Durante o primeiro ano do segundo mandato de Donald Trump, o vice-presidente J. D. Vance se destacou como o “durão” designado pela Casa Branca. Em vez de suavizar a imagem agressiva de Trump, ele optou por ser ainda mais incisivo, pressionando publicamente o presidente da Ucrânia, Volodimir Zelenski, defendendo uma postura rígida em relação à imigração em Minneapolis e até realizando uma viagem simbólica à Groenlândia, um desejo antigo de Trump.
Nos últimos meses, no entanto, o papel de Vance passou por uma transformação. Tornou-se um dos principais críticos internos da decisão de Trump de atacar o Irã, ao mesmo tempo em que buscou atuar como um diplomata para resolver a crise.
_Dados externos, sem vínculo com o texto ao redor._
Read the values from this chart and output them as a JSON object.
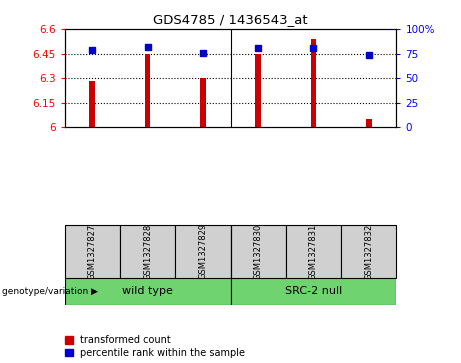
{
  "title": "GDS4785 / 1436543_at",
  "samples": [
    "GSM1327827",
    "GSM1327828",
    "GSM1327829",
    "GSM1327830",
    "GSM1327831",
    "GSM1327832"
  ],
  "red_values": [
    6.28,
    6.45,
    6.3,
    6.45,
    6.54,
    6.05
  ],
  "blue_values": [
    79,
    82,
    76,
    81,
    81,
    74
  ],
  "ylim_left": [
    6.0,
    6.6
  ],
  "ylim_right": [
    0,
    100
  ],
  "yticks_left": [
    6.0,
    6.15,
    6.3,
    6.45,
    6.6
  ],
  "yticks_right": [
    0,
    25,
    50,
    75,
    100
  ],
  "ytick_labels_left": [
    "6",
    "6.15",
    "6.3",
    "6.45",
    "6.6"
  ],
  "ytick_labels_right": [
    "0",
    "25",
    "50",
    "75",
    "100%"
  ],
  "hlines": [
    6.15,
    6.3,
    6.45
  ],
  "group1_label": "wild type",
  "group2_label": "SRC-2 null",
  "group_header": "genotype/variation",
  "group1_color": "#6fd46f",
  "group2_color": "#6fd46f",
  "bar_color": "#cc0000",
  "dot_color": "#0000cc",
  "sample_bg_color": "#d0d0d0",
  "legend_red": "transformed count",
  "legend_blue": "percentile rank within the sample",
  "bar_width": 0.1,
  "dot_size": 4
}
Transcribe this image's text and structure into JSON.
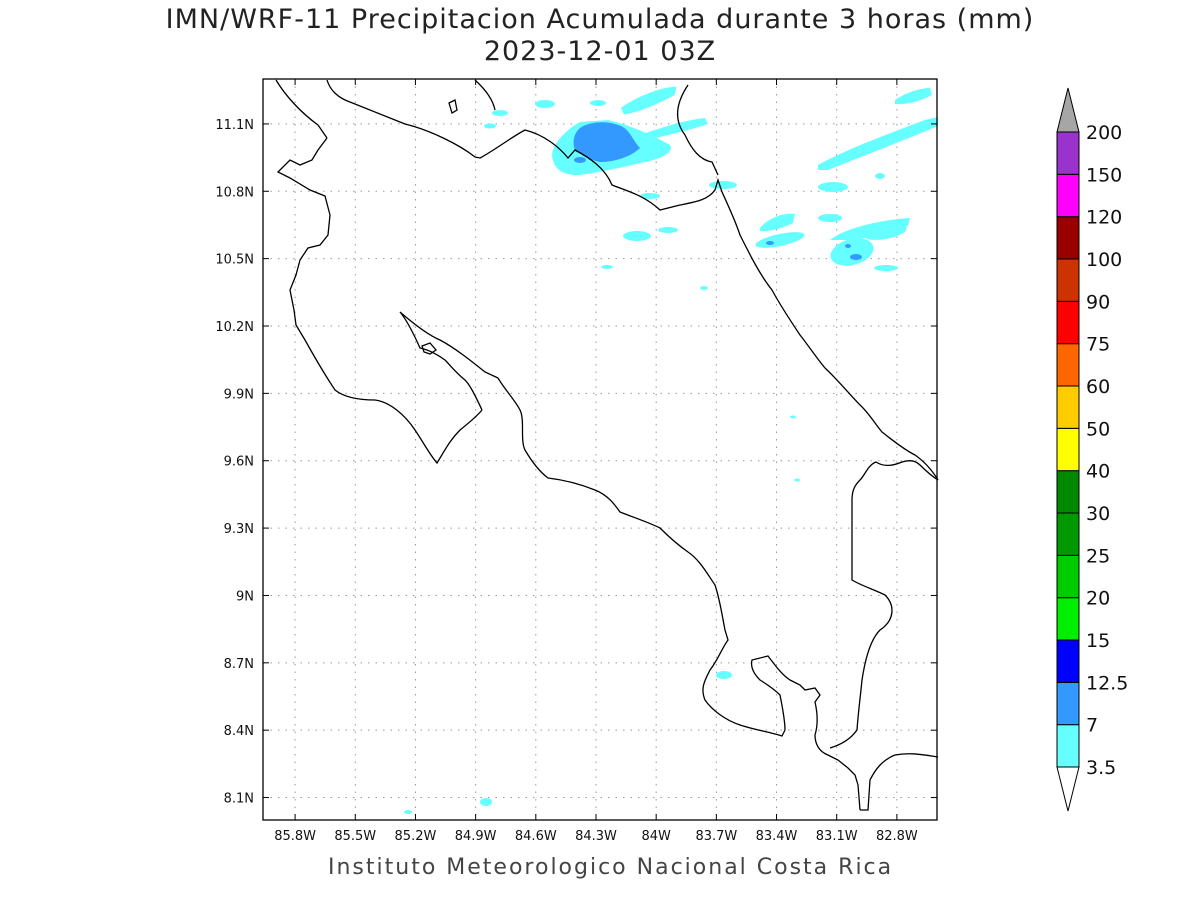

Essa mudança de postura foi acompanhada pelo lançamento de um livro e pelo nascimento de seu filho, o que humanizou sua imagem perante o público.
Embora eu considere a nova abordagem de Vance preferível à sua versão anterior, marcada por uma política conservadora reativa, a situação política do Partido Republicano não é tão simples. Enquanto Vance tenta se posicionar como um pacificador, Marco Rubio, seu rival, tem se mostrado um competidor forte, especialmente em pesquisas para as primárias de 2028 em New Hampshire. A percepção de que Vance está vulnerável, alimentada por críticas de figuras influentes da direita, como Ben Shapiro e publicações como o Wall Street Journal, sugere que a corrida pela sucessão de Trump não será fácil para ele.
Os dados mais recentes indicam que Rubio está se aproximando de Vance nas intenções de voto, o que levanta questões sobre a viabilidade política de Vance, especialmente considerando sua oposição à guerra com o Irã. A base republicana, em sua maioria, não está disposta a ouvir que o presidente cometeu um erro ao entrar em conflito, e isso limita a capacidade de Vance de criticar a guerra sem comprometer sua lealdade a Trump.
Um possível caminho para Vance seria articular um acordo de paz que lhe permitisse se apresentar como um negociador eficaz, creditando a Trump uma vitória diplomática. No entanto, os esforços para encerrar a guerra ainda não se concretizaram, e o memorando de entendimento entre os EUA e o Irã, que ele ajudou a negociar, parece estar em um impasse, complicando ainda mais sua posição.
Os críticos de Vance enfrentam o desafio de construir uma narrativa que o retrate como suficientemente fraco para que Trump considere Rubio como um sucessor viável. Se a guerra se arrastar e terminar em um impasse, a ideia de que Vance é excessivamente pacifista pode não ressoar nas primárias republicanas. Por outro lado, se Trump intensificar a guerra e a situação se tornar um fiasco, isso poderia prejudicar todos os seus potenciais sucessores, incluindo Vance.
A única maneira de Rubio se tornar o sucessor natural de Trump seria se a guerra se tornasse um desastre, com Vance se opondo à escalada e Rubio defendendo a intervenção. Nesse cenário, Trump poderia se ver obrigado a agradecer a Rubio por uma vitória que Vance não conseguiu entregar. Assim, a dinâmica entre Vance e Rubio continua a evoluir, com ambos os lados buscando se posicionar para a corrida presidencial de 2028, enquanto a situação no Irã permanece incerta e cheia de desafios.